It’s not breaking news that SUVs are big sellers. Chevrolet’s entire crossover and SUV product line has had a great year in sales. Each one of their SUV platform vehicles had an uptick in units sold.
The Chevy Equinox continues to be a solid-selling SUV for the bowtie brand. This compact SUV represents a steady performer in one of the most important segments in the automotive industry.
In the 2018 model year, Chevy gave the Equinox a minor facelift. For 2020, it receives a few minor tweaks which will help keep it relevant. The competition is thick in this segment, so the Equinox needs to do something to stand out from the crowd.

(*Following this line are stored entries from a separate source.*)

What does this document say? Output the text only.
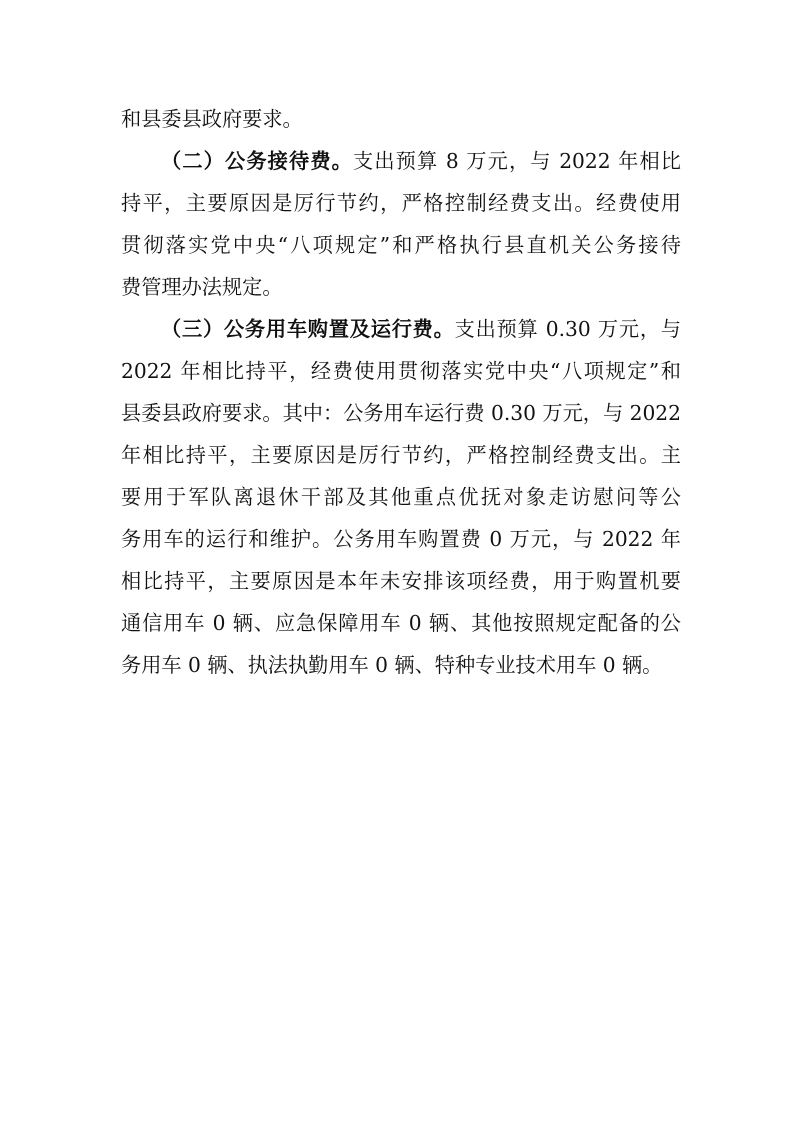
和县委县政府要求。
（二）公务接待费。支出预算 8 万元，与 2022 年相比
持平，主要原因是厉行节约，严格控制经费支出。经费使用
贯彻落实党中央“八项规定”和严格执行县直机关公务接待
费管理办法规定。
（三）公务用车购置及运行费。支出预算 0.30 万元，与
2022 年相比持平，经费使用贯彻落实党中央“八项规定”和
县委县政府要求。其中：公务用车运行费 0.30 万元，与 2022
年相比持平，主要原因是厉行节约，严格控制经费支出。主
要用于军队离退休干部及其他重点优抚对象走访慰问等公
务用车的运行和维护。公务用车购置费 0 万元，与 2022 年
相比持平，主要原因是本年未安排该项经费，用于购置机要
通信用车 0 辆、应急保障用车 0 辆、其他按照规定配备的公
务用车 0 辆、执法执勤用车 0 辆、特种专业技术用车 0 辆。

The Equinox is solid and consistent, but somewhat uninspiring. In a very crowded segment, sometimes playing it safe is better than going too hard and getting yourself too trendy, too modern and too outdated quickly. The Equinox is certainly still relevant.
On appearance, the Equinox looks bigger than it really is. That’s a good thing in my book. It doesn’t have that little squatty, bubbly look of other compact SUVs in the segment. Kudos to Chevy for playing it safe with reference to the looks. The front end is attractive and modern with a distinctive headlight pattern. The grille is understated, and the back side lacks some personality. The overall look is not memorable, but still remains distinctive and fresh enough to get by for another model year or two.

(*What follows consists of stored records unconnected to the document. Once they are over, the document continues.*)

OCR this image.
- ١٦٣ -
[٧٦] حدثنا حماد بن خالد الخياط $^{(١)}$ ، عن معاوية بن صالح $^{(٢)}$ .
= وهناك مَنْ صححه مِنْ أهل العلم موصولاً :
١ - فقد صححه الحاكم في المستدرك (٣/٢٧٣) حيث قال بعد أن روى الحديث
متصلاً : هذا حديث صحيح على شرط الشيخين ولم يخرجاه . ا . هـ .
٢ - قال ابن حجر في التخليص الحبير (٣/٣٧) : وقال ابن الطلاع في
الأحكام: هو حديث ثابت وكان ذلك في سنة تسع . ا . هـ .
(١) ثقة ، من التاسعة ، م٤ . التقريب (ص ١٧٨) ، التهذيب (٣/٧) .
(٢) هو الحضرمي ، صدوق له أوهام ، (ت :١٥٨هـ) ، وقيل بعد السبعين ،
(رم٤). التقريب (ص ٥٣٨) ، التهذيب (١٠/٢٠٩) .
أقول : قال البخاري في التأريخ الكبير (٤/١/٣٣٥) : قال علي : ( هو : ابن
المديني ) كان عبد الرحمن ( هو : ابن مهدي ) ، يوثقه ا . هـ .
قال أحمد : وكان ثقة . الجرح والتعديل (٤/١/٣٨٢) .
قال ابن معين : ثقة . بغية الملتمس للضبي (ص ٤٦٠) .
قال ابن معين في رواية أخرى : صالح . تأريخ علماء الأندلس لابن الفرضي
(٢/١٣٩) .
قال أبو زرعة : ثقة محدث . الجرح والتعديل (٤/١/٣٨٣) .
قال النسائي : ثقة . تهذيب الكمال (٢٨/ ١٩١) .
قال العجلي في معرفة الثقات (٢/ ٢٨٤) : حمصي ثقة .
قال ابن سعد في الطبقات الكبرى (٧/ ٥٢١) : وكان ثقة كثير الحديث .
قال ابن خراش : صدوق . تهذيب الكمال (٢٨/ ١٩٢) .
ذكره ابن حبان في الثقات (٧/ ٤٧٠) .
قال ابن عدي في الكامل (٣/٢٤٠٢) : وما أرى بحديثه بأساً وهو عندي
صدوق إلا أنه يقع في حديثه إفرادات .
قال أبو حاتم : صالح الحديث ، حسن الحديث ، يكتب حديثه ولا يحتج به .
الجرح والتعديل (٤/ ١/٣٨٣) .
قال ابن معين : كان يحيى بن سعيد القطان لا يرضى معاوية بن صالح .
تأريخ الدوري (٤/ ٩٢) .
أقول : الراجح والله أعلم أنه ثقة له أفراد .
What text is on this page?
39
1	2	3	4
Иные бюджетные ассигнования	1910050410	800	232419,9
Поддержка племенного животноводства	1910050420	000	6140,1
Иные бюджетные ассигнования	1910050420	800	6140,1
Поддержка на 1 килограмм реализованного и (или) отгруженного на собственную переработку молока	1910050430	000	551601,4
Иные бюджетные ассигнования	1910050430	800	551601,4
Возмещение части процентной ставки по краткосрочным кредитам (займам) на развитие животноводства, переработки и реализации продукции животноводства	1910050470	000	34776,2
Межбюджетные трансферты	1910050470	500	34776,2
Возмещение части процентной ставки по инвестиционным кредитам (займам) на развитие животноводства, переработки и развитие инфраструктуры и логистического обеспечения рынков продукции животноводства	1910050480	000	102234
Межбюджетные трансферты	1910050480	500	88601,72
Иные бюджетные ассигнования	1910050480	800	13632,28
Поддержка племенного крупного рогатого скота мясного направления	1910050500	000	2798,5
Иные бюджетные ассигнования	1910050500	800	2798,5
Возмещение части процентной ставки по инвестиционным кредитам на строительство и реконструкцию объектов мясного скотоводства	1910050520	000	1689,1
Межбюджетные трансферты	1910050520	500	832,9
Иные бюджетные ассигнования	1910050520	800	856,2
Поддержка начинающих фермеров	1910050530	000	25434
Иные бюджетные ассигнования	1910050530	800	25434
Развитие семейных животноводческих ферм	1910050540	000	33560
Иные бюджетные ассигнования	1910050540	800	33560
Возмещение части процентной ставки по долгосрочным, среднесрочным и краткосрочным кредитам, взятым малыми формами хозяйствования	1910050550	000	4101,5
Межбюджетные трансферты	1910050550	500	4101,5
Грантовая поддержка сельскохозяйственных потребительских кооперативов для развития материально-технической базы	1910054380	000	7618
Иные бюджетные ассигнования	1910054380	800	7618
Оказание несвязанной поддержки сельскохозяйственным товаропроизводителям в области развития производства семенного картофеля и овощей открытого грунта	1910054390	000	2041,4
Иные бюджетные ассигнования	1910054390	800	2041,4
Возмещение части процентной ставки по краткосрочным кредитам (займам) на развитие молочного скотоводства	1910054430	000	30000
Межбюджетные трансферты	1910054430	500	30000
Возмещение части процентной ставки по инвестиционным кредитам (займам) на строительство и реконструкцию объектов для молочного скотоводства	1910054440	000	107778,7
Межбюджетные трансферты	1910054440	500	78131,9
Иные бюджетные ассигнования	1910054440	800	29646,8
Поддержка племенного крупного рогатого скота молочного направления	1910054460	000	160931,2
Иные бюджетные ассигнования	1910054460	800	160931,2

One of the fair criticisms of the Equinox is its pedestrian and sluggish base engine. The 1.5-liter turbocharged 4-cylinder lacks enthusiasm. Thankfully, my tester had the 2.0-liter turbo 4-cylinder. With this engine, the Equinox is much improved from a performance standpoint. The 252-horsepower output feels like plenty of power; the nine-speed automatic transmission is fantastic with just a little bit of noticeable turbo lag. With this engine and transmission, the Equinox can tow up to 3,500 pounds. My tester came with all-wheel drive; front-wheel drive is standard.

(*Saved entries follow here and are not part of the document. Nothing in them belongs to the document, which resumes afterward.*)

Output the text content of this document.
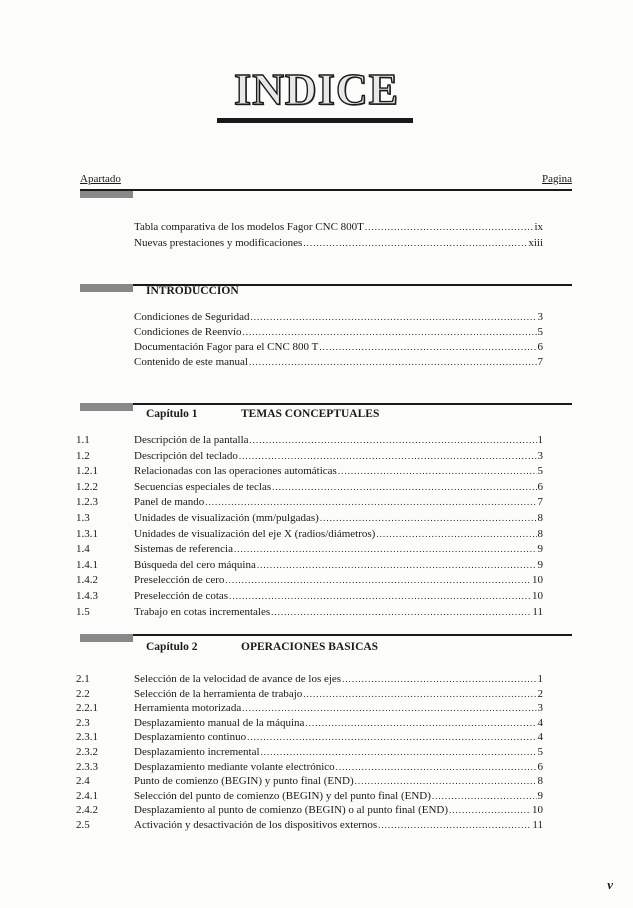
INDICE
Apartado	Pagina
Tabla comparativa de los modelos Fagor CNC 800T .....	ix
Nuevas prestaciones y modificaciones .....	xiii
INTRODUCCION
Condiciones de Seguridad .....	3
Condiciones de Reenvío .....	5
Documentación Fagor para el CNC 800 T .....	6
Contenido de este manual .....	7
Capítulo 1	TEMAS CONCEPTUALES
1.1	Descripción de la pantalla .....	1
1.2	Descripción del teclado .....	3
1.2.1	Relacionadas con las operaciones automáticas .....	5
1.2.2	Secuencias especiales de teclas .....	6
1.2.3	Panel de mando .....	7
1.3	Unidades de visualización (mm/pulgadas) .....	8
1.3.1	Unidades de visualización del eje X (radios/diámetros) .....	8
1.4	Sistemas de referencia .....	9
1.4.1	Búsqueda del cero máquina .....	9
1.4.2	Preselección de cero .....	10
1.4.3	Preselección de cotas .....	10
1.5	Trabajo en cotas incrementales .....	11
Capítulo 2	OPERACIONES BASICAS
2.1	Selección de la velocidad de avance de los ejes .....	1
2.2	Selección de la herramienta de trabajo .....	2
2.2.1	Herramienta motorizada .....	3
2.3	Desplazamiento manual de la máquina .....	4
2.3.1	Desplazamiento continuo .....	4
2.3.2	Desplazamiento incremental .....	5
2.3.3	Desplazamiento mediante volante electrónico .....	6
2.4	Punto de comienzo (BEGIN) y punto final (END) .....	8
2.4.1	Selección del punto de comienzo (BEGIN) y del punto final (END) .....	9
2.4.2	Desplazamiento al punto de comienzo (BEGIN) o al punto final (END) .....	10
2.5	Activación y desactivación de los dispositivos externos .....	11
v
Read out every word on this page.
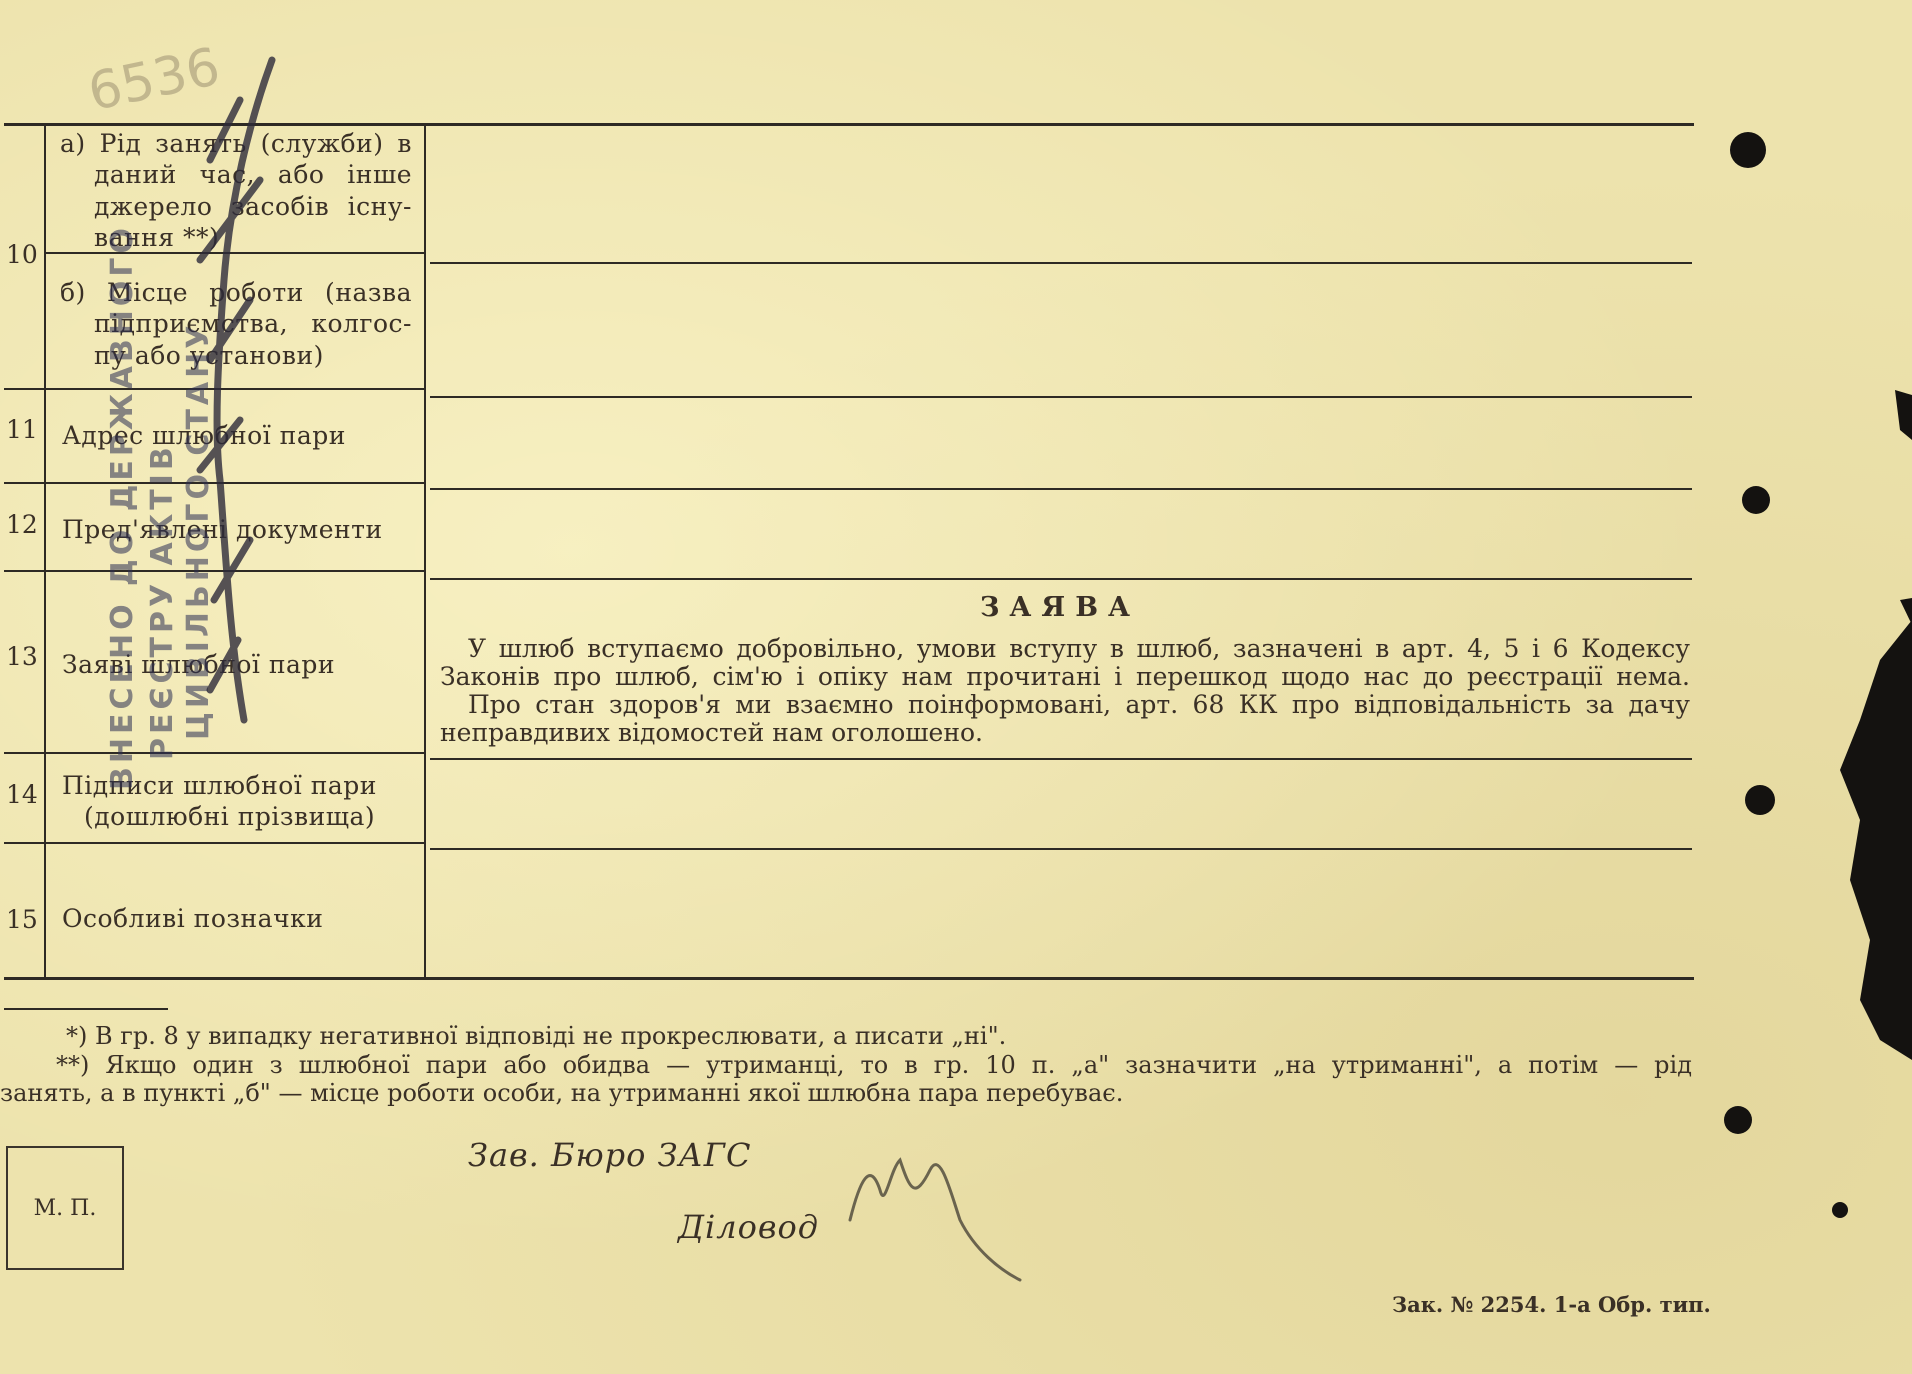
6536
10
11
12
13
14
15
а) Рід занять (служби) в
даний час, або інше
джерело засобів існу-
вання **)
б) Місце роботи (назва
підприємства, колгос-
пу або установи)
Адрес шлюбної пари
Пред'явлені документи
Заяві шлюбної пари
Підписи шлюбної пари
(дошлюбні прізвища)
Особливі позначки
ЗАЯВА
У шлюб вступаємо добровільно, умови вступу в шлюб, зазначені в арт. 4, 5 і 6 Кодексу
Законів про шлюб, сім'ю і опіку нам прочитані і перешкод щодо нас до реєстрації нема.
Про стан здоров'я ми взаємно поінформовані, арт. 68 КК про відповідальність за дачу
неправдивих відомостей нам оголошено.
*) В гр. 8 у випадку негативної відповіді не прокреслювати, а писати „ні".
**) Якщо один з шлюбної пари або обидва — утриманці, то в гр. 10 п. „а" зазначити „на утриманні", а потім — рід
занять, а в пункті „б" — місце роботи особи, на утриманні якої шлюбна пара перебуває.
М. П.
Зав. Бюро ЗАГС
Діловод
Зак. № 2254. 1-а Обр. тип.
ВНЕСЕНО ДО ДЕРЖАВНОГО РЕЄСТРУ АКТІВ ЦИВІЛЬНОГО СТАНУ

I hadn’t driven an Equinox for a couple model years, so I was anxious to climb inside and see the interior. Unfortunately, the interior didn’t feel newer or updated and still left me realizing there was a significant drop in touch points from GMC or Buick to Chevy. That’s not to say the interior wasn’t comfortable as it was. But road noise was noticeable, and touchpoints felt subpar in comparison to others within this segment.
The infotainment system is outstanding and is one of the most intuitive systems around. It’s not overly engineered and has all the technological features you could want including Apple CarPlay.
As far as cargo room the Equinox is average. There’s 29.9 cubic feet of room behind the rear seats. With those seats folded this five-passenger SUV has a maximum cargo area of 63.9 cubic feet.
Four trim are offered including: LT, L, LS and Premier. My tester was the top-of-the-line Premier with a standard price of $35,700. Added in was the Confidence and Convenience Package which included heated and cooled front seats and heated rear seats as well as a heated steering wheel (great this time of year) and adaptive cruise control. My tester had a final MSRP of $38,545.
The Equinox is known in the ultra-competitive segment for being one of the most fuel-efficient SUVs. My tester had an EPA rating of 22 mpg/city and 28 mpg/highway. The FWD version gains 1 mpg in fuel efficient. In a week’s worth of driving through the suburbs, I averaged almost 25 mpg.
The Equinox is representative of today’s vehicles. It’s remained relevant and a favorite amongst consumers. Chevy continues to make tweaks and adjustments to it, in order to keep it near the top in this segment. I’d say it is mission accomplished in that regard.